Art history

17 La Renaissance au Nord des Alpes : L’Allemagne et les Pays-Bas au début du XVIème siècle

Source : The Story of Art – Gombrich, E.H

Les chefs-d’oeuvre des maîtres italiens de la Renaissance firent grande impression au nord des Alpes. Trois nouveautés frappaient les artistes septentrionaux, dont leur propre art paraissait d’un coup suranné : le traitement scientifique de la perspective, la connaissance de l’anatomie et la représentation du corps humain dans toute sa beauté, et enfin la reprise des formes de l’architecture qui semblaient alors inséparables de la dignité et de la beauté.

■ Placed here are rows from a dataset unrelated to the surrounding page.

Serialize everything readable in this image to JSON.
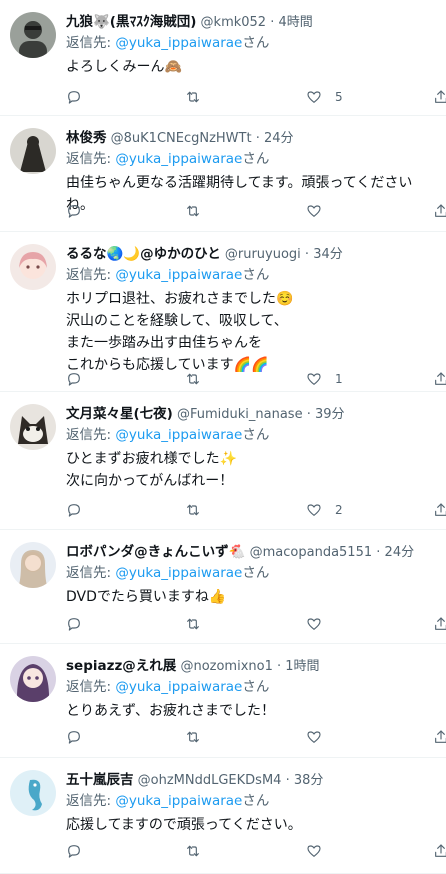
{
  "tweets": [
    {
      "name": "九狼🐺(黒ﾏｽｸ海賊団)",
      "handle": "@kmk052",
      "sep": "·",
      "time": "4時間",
      "reply_prefix": "返信先: ",
      "reply_to": "@yuka_ippaiwarae",
      "reply_suffix": "さん",
      "text": "よろしくみーん🙈",
      "replies": "",
      "retweets": "",
      "likes": "5",
      "avatar": {
        "icon": "person-avatar",
        "bg": "#9aa09a",
        "fg": "#3a3d3a"
      }
    },
    {
      "name": "林俊秀",
      "handle": "@8uK1CNEcgNzHWTt",
      "sep": "·",
      "time": "24分",
      "reply_prefix": "返信先: ",
      "reply_to": "@yuka_ippaiwarae",
      "reply_suffix": "さん",
      "text": "由佳ちゃん更なる活躍期待してます。頑張ってくださいね。",
      "replies": "",
      "retweets": "",
      "likes": "",
      "avatar": {
        "icon": "dark-figure-avatar",
        "bg": "#d8d6d0",
        "fg": "#2c2a26"
      }
    },
    {
      "name": "るるな🌏🌙@ゆかのひと",
      "handle": "@ruruyuogi",
      "sep": "·",
      "time": "34分",
      "reply_prefix": "返信先: ",
      "reply_to": "@yuka_ippaiwarae",
      "reply_suffix": "さん",
      "text": "ホリプロ退社、お疲れさまでした☺️\n沢山のことを経験して、吸収して、\nまた一歩踏み出す由佳ちゃんを\nこれからも応援しています🌈🌈",
      "replies": "",
      "retweets": "",
      "likes": "1",
      "avatar": {
        "icon": "illustrated-girl-avatar",
        "bg": "#f3e9e6",
        "fg": "#e6a4a8"
      }
    },
    {
      "name": "文月菜々星(七夜)",
      "handle": "@Fumiduki_nanase",
      "sep": "·",
      "time": "39分",
      "reply_prefix": "返信先: ",
      "reply_to": "@yuka_ippaiwarae",
      "reply_suffix": "さん",
      "text": "ひとまずお疲れ様でした✨\n次に向かってがんばれー！",
      "replies": "",
      "retweets": "",
      "likes": "2",
      "avatar": {
        "icon": "cat-avatar",
        "bg": "#e8e4df",
        "fg": "#2f2a26"
      }
    },
    {
      "name": "ロボパンダ@きょんこいず🐔",
      "handle": "@macopanda5151",
      "sep": "·",
      "time": "24分",
      "reply_prefix": "返信先: ",
      "reply_to": "@yuka_ippaiwarae",
      "reply_suffix": "さん",
      "text": "DVDでたら買いますね👍",
      "replies": "",
      "retweets": "",
      "likes": "",
      "avatar": {
        "icon": "photo-person-avatar",
        "bg": "#e9eef4",
        "fg": "#c9b49a"
      }
    },
    {
      "name": "sepiazz@えれ展",
      "handle": "@nozomixno1",
      "sep": "·",
      "time": "1時間",
      "reply_prefix": "返信先: ",
      "reply_to": "@yuka_ippaiwarae",
      "reply_suffix": "さん",
      "text": "とりあえず、お疲れさまでした！",
      "replies": "",
      "retweets": "",
      "likes": "",
      "avatar": {
        "icon": "anime-girl-avatar",
        "bg": "#d9d2e4",
        "fg": "#5a3f6a"
      }
    },
    {
      "name": "五十嵐辰吉",
      "handle": "@ohzMNddLGEKDsM4",
      "sep": "·",
      "time": "38分",
      "reply_prefix": "返信先: ",
      "reply_to": "@yuka_ippaiwarae",
      "reply_suffix": "さん",
      "text": "応援してますので頑張ってください。",
      "replies": "",
      "retweets": "",
      "likes": "",
      "avatar": {
        "icon": "seahorse-avatar",
        "bg": "#dff0f7",
        "fg": "#4aa8c9"
      }
    }
  ],
  "colors": {
    "accent": "#1d9bf0",
    "secondary_text": "#536471",
    "primary_text": "#0f1419",
    "divider": "#eff3f4"
  }
}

En architecture, l’école gothique et le renouveau de l’architecture classique diffèrent radicalement. Ainsi l’adoption du style classique fut très long, et initié surtout par les demandes des mécènes revenant d’Italie qui voulaient se mettre « à la mode ». Ainsi les architectes du Nord n’ont commencé par adopter le style classique que de manière superficielle et partielle : il existe ainsi en France, Allemagne ou Angleterre des églises dont les piliers supportant la voûte ont été déguisés en colonnes par l’adjonction d’un chapiteau classique, et dont les fenêtres présentent un remplage gothique, mais où l’ogive a cédé la place à l’arc en plein cintre, résultat de l’alliage incongru de deux styles si opposés.

En peinture, on ne peut se permettre d’assembler et de superposer des styles. On se devait de bien pénétrer les principes nouveaux avant de prendre parti à leur égard. Ainsi du plus grand artiste qu’ait engendré l’Allemagne : Albrecht Dürer (1471-1528), qui voyagea en Italie et eut conscience toute sa vie de l’importance capitale des idées de la Renaissance pour l’avenir des arts. Il concrétisa la patience et la précision d’un Van Eyck dans l’observation de la nature avec la puissance d’expression et d’imagination des grands artistes, pour atteindre l’aboutissement de l’art gothique. 

Parallèlement, son esprit était occupé par l’art italien. La beauté idéale dans la représentation du corps humain de l’art classique échappait aux gothiques, et l’observation scrupuleuse de la nature ne pouvait suffire à atteindre cette beauté donnant l’illusion de la vie. Raphaël parlait d’une « certaine idée du beau » qu’il s’était forgé par une longue étude de la sculpture antique et du modèle vivant. Dürer, lui, se mit à la recherche de règles constantes dans les livres des auteurs classiques, de formules précises et transmissibles capables d’exprimer ce qui fait la beauté d’un corps humain. Si les formes harmonieuses de Dürer n’ont pas la beauté triomphantes de leurs modèles italiens ou classiques, elles constituent le fruit de la première tentative sérieuse de transposer l’idéal méditerranéen dans la tradition du Nord, intégrant en l’espèce la personnalité artistique de Dürer

Avec la renommée atteinte par Dürer, le préjugé encore présent dans les pays du Nord qui écartait de la société l’artiste travaillant de ses mains était en voie de disparition. Nous savons énormément de choses sur Dürer car celui-ci se considérait comme un novateur et un réformateur de l’art de son pays, il réfléchissait sur les mobiles qui le poussaient et sur les buts qu’il poursuivait. Il voulait guider sa génération

A l’inverse de Dürer, Matthias Grünewald, bien qu’au courant de certaines des innovations de l’art italien, n’en fit usage que lorsqu’elles cadraient avec ses propres conceptions artistiques, et il ne semble n’avoir nullement été en proie au doute : pour lui l’art n’était pas à la recherche des lois secrètes de la beauté, et ne pouvait avoir qu’un but, son but médiéval, celui de proclamer les saintes vérités enseignées par l’Eglise. Il continua ainsi à faire varier les dimensions des personnages selon leur importance dans la scène représentée. L’oeuvre de Grünewald nous rappelle utilement qu’un artiste peut faire partie des plus grands sans apporter sa contribution à ce qui constitue le « modernisme » de son époque, car la grandeur ne réside pas dans la nouveauté. Grünewald n’utilisait ces nouveautés que lorsqu’elles l’aidaient à dire ce qu’il voulait. 

Le peintre Mabuse est l’illustration de la tentative de conciliation des anciennes traditions avec les nouvelles méthodes. Il y a quelque chose de bizarre à voir ses personnages, peints dans la tradition de Van Eyck, placés dans le faste des immenses portiques classiques. 

Le plus grand artiste néerlandais de cette époque est de ceux qui se sont refusés aux séductions du modernisme italien : Jérôme Bosch, dont on ne sait presque rien. Comme Grünewald, sa peinture évoque puissamment un monde imaginaire. C’est le peintre fantastique de l’enfer et de tout ce qui y grouille, illustrant la conjoncture du moment en Europe.